From wearing masks everywhere to stocking up on toilet paper and self-isolating, society has undoubtedly been forced to make many adjustments to the way we live during the progression of the coronavirus pandemic. Some of these adaptations are more complicated than others. While it’s fairly simple to wear a mask when going out in public, it’s much less simple to entirely alter the environment in which students learn and transform a curriculum into an entirely online, contactless education.
While necessary, online school has posed many challenges for both students and teachers attempting to make the most out of these obstacle-ridden circumstances. The Drops of Ink staff has compiled a few of the aspects of e-learning that have been proven to be the most difficult for us, and what we think can be done about them.
When taking classes from home, a student’s classwork and homework space essentially become binded into one. As a result, homework and schoolwork become increasingly difficult to differentiate. It is tough to feel as if we are our own teacher at times, and that the work being assigned is much more demanding than that of in-person school.

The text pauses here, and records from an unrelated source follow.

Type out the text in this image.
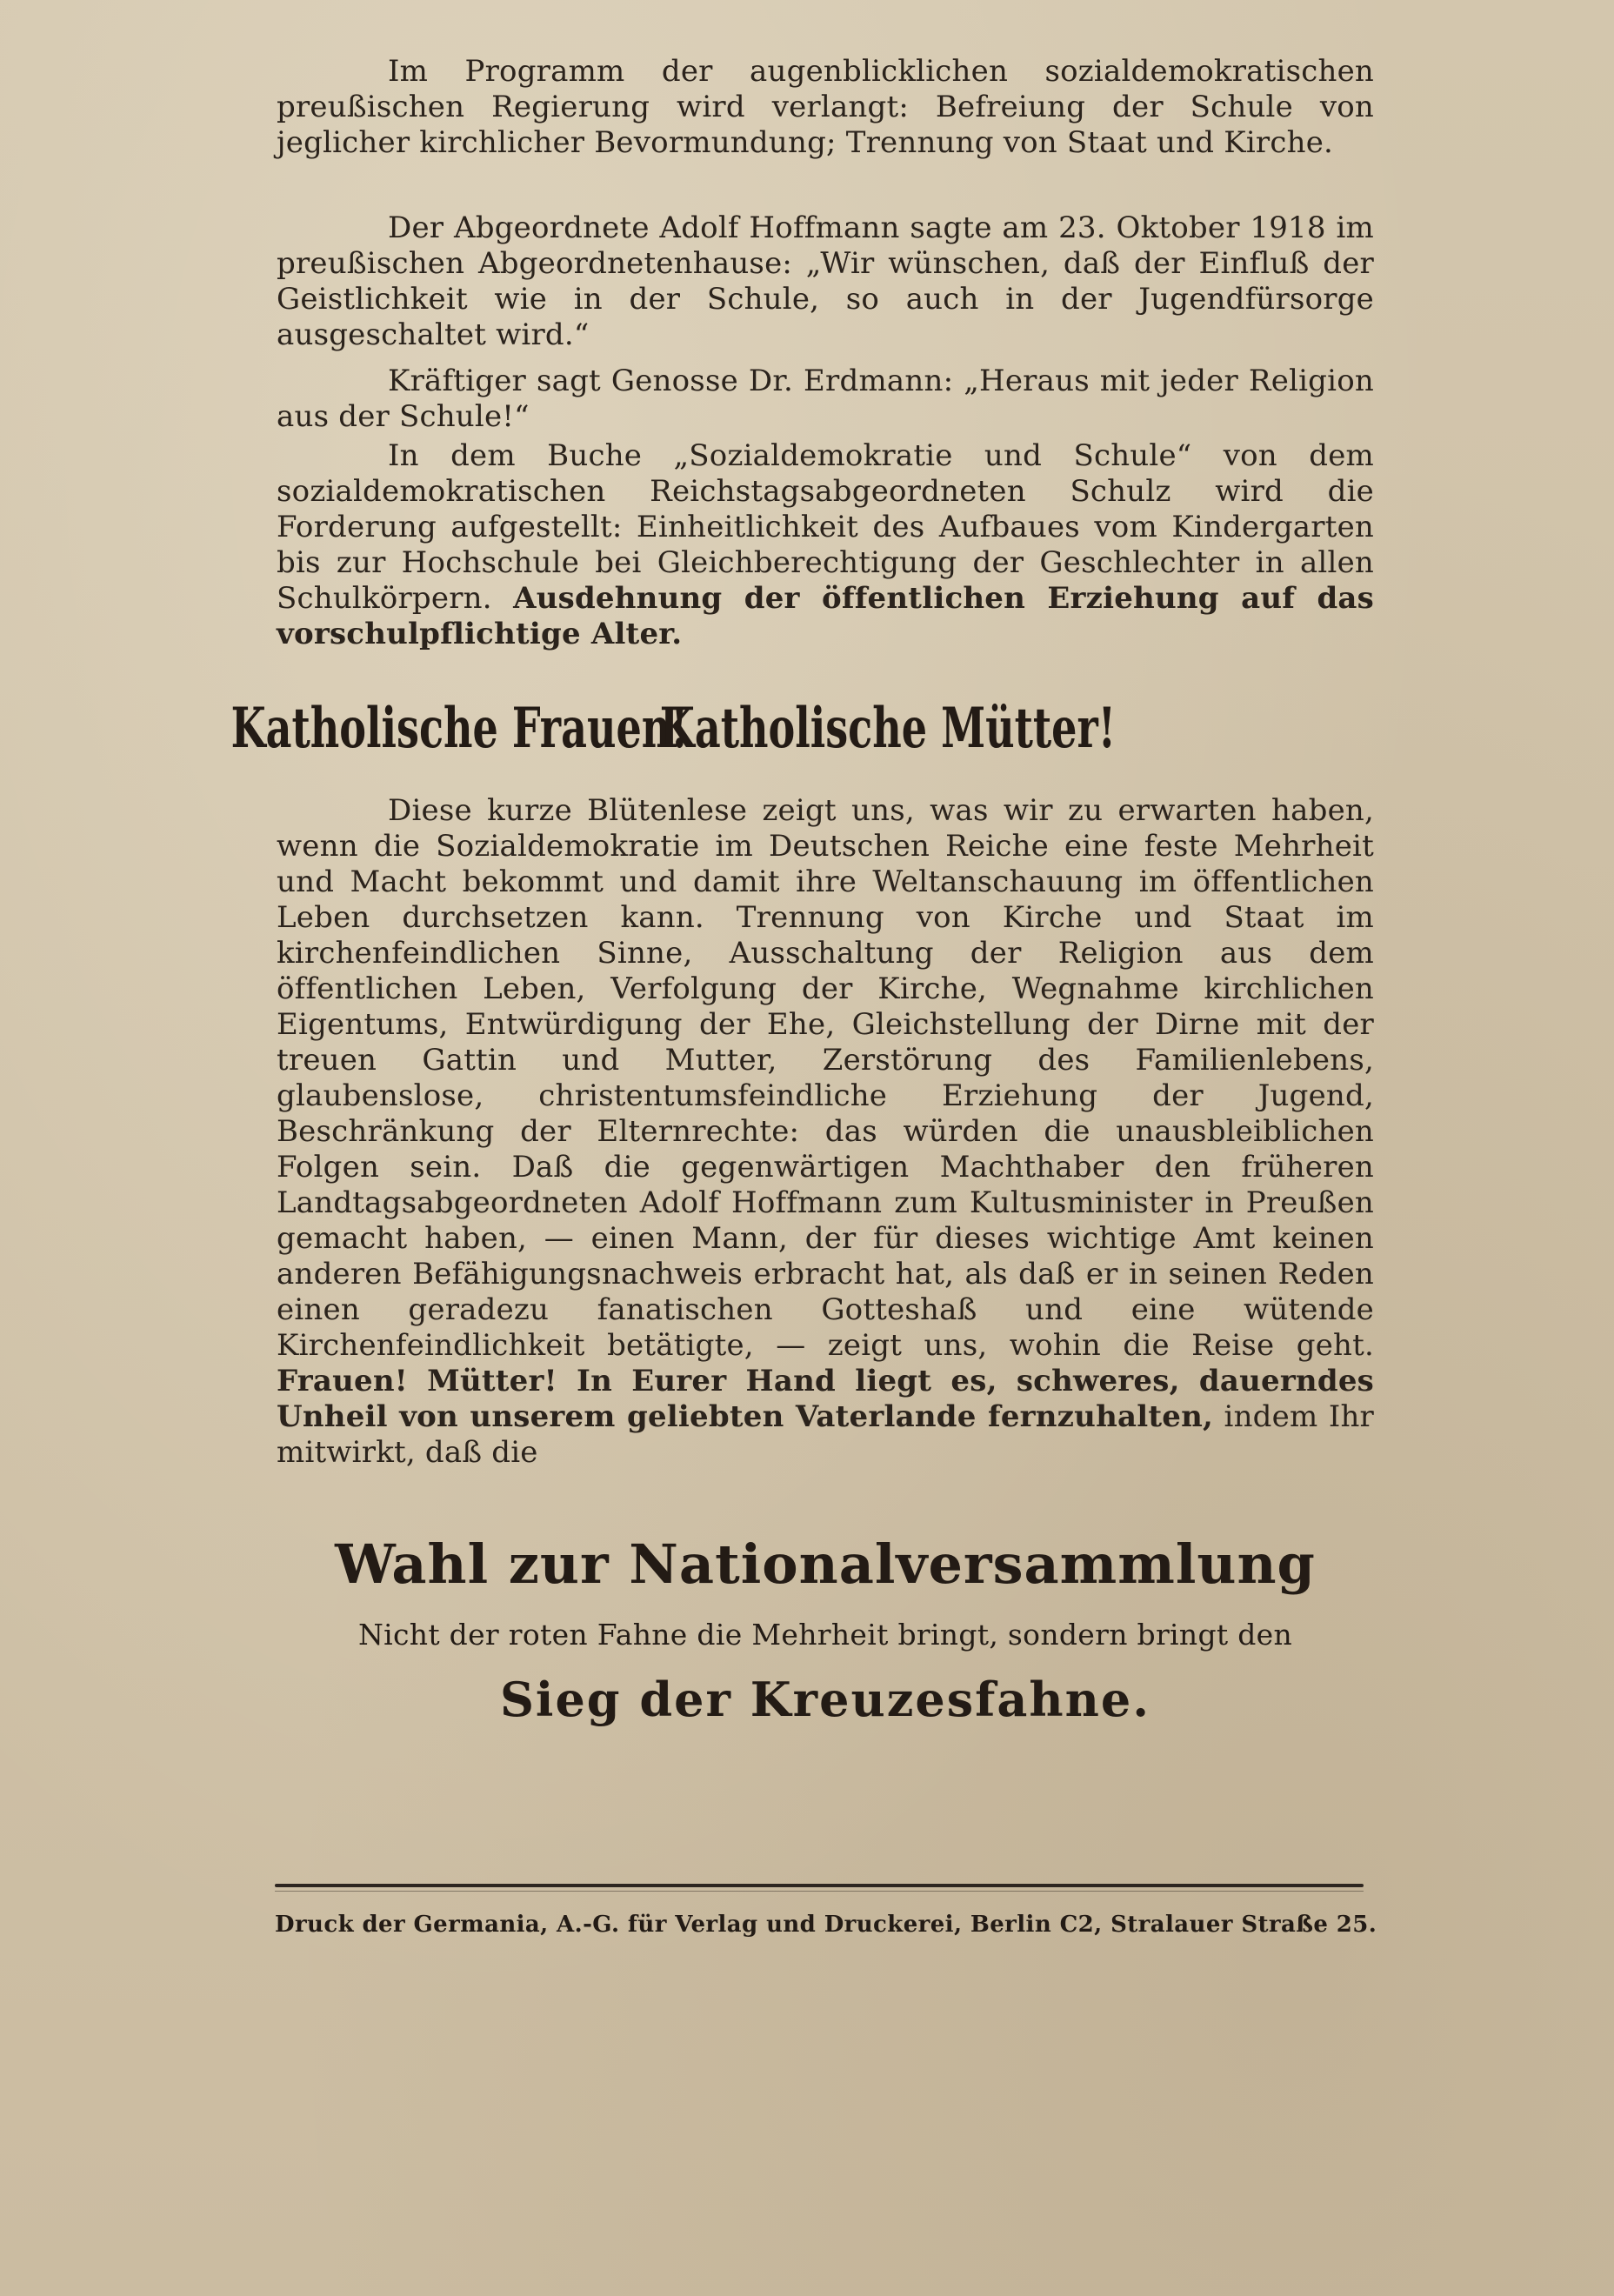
Im Programm der augenblicklichen sozialdemokratischen preußischen Regierung wird verlangt: Befreiung der Schule von jeglicher kirchlicher Bevormundung; Trennung von Staat und Kirche.

Der Abgeordnete Adolf Hoffmann sagte am 23. Oktober 1918 im preußischen Abgeordnetenhause: „Wir wünschen, daß der Einfluß der Geistlichkeit wie in der Schule, so auch in der Jugendfürsorge ausgeschaltet wird.“

Kräftiger sagt Genosse Dr. Erdmann: „Heraus mit jeder Religion aus der Schule!“

In dem Buche „Sozialdemokratie und Schule“ von dem sozialdemokratischen Reichstagsabgeordneten Schulz wird die Forderung aufgestellt: Einheitlichkeit des Aufbaues vom Kindergarten bis zur Hochschule bei Gleichberechtigung der Geschlechter in allen Schulkörpern. Ausdehnung der öffentlichen Erziehung auf das vorschulpflichtige Alter.

Katholische Frauen!
Katholische Mütter!

Diese kurze Blütenlese zeigt uns, was wir zu erwarten haben, wenn die Sozialdemokratie im Deutschen Reiche eine feste Mehrheit und Macht bekommt und damit ihre Weltanschauung im öffentlichen Leben durchsetzen kann. Trennung von Kirche und Staat im kirchenfeindlichen Sinne, Ausschaltung der Religion aus dem öffentlichen Leben, Verfolgung der Kirche, Wegnahme kirchlichen Eigentums, Entwürdigung der Ehe, Gleichstellung der Dirne mit der treuen Gattin und Mutter, Zerstörung des Familienlebens, glaubenslose, christentumsfeindliche Erziehung der Jugend, Beschränkung der Elternrechte: das würden die unausbleiblichen Folgen sein. Daß die gegenwärtigen Machthaber den früheren Landtagsabgeordneten Adolf Hoffmann zum Kultusminister in Preußen gemacht haben, — einen Mann, der für dieses wichtige Amt keinen anderen Befähigungsnachweis erbracht hat, als daß er in seinen Reden einen geradezu fanatischen Gotteshaß und eine wütende Kirchenfeindlichkeit betätigte, — zeigt uns, wohin die Reise geht. Frauen! Mütter! In Eurer Hand liegt es, schweres, dauerndes Unheil von unserem geliebten Vaterlande fernzuhalten, indem Ihr mitwirkt, daß die

Wahl zur Nationalversammlung
Nicht der roten Fahne die Mehrheit bringt, sondern bringt den
Sieg der Kreuzesfahne.
Druck der Germania, A.-G. für Verlag und Druckerei, Berlin C2, Stralauer Straße 25.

This is especially true considering the absence of a teacher in the room, which already makes it much more challenging to learn a given lesson. Reducing the intensity of the individual workload given would go a long way for the retention of information and overall quality of education for students.
too much screen time
Sharing a workspace for both class time and homework is not only a strain on a student’s ability to learn and work effectively. It also becomes a strain on our eyes, minds and bodies, as we sit in the same space with the same surroundings and the same screen, often for about eight hours each day. Waking up in your workspace can be more efficient at times, as well as already being at home after school to be able to jump right into homework. However, with hours upon hours of lectures, assignments, tests and projects, all back-to-back and in the same environment, it seems nearly impossible to catch a break. One thing that has been beneficial is teachers’ implementation of mid-class breaks; just being able to have those 5-10 minutes in each class to stretch your legs, step outside, or just get a small hiatus from the seemingly never-ending train of schoolwork is beneficial.
toughest day of the week
With all eight classes in one day, Wednesdays tend to leave students mentally exhausted. The ceaseless amounts of assignments seem almost intolerable at times, and Wednesdays leave almost no room for catching up on or reviewing work. Additionally, the 45-minute classes seem almost counterproductive, as it is simply not enough time to get anything substantial done in an online class due to the time used logging into and out of class, waiting for the entire group, poor connections, and other distractions.. Those 45 minutes for each class can be turned into something much more beneficial to both students and teachers: an asynchronous Wednesday would help immensely when it comes to getting work done and understanding a given topic. And with optional office hours during this time, students would have the option of recieving help from teachers while still getting a small break to breathe and catch up in their subjects.
expectations vs. reality
The toughest part of this adjustment is that with all of this new, uncharted territory, expectations remain similar, if not more demanding, than in-person school. Needless to say, this varies from class to class. Learning math is difficult on its own for many students. Learning math on a computer, with a stylus, with no in-person guidance and much less one-on-one help between students and teachers, is an entirely new level of difficulty. Furthermore, many students have additional responsibilities due to the pandemic (watching younger siblings, taking care of family members, getting a job to help pay rent/bills), and are still expected to execute a heavy workload in each class. Everyone at LHS is adapting to our new normal right now, and to attempt this style of learning while holding the same expectations as before is nearly unattainable.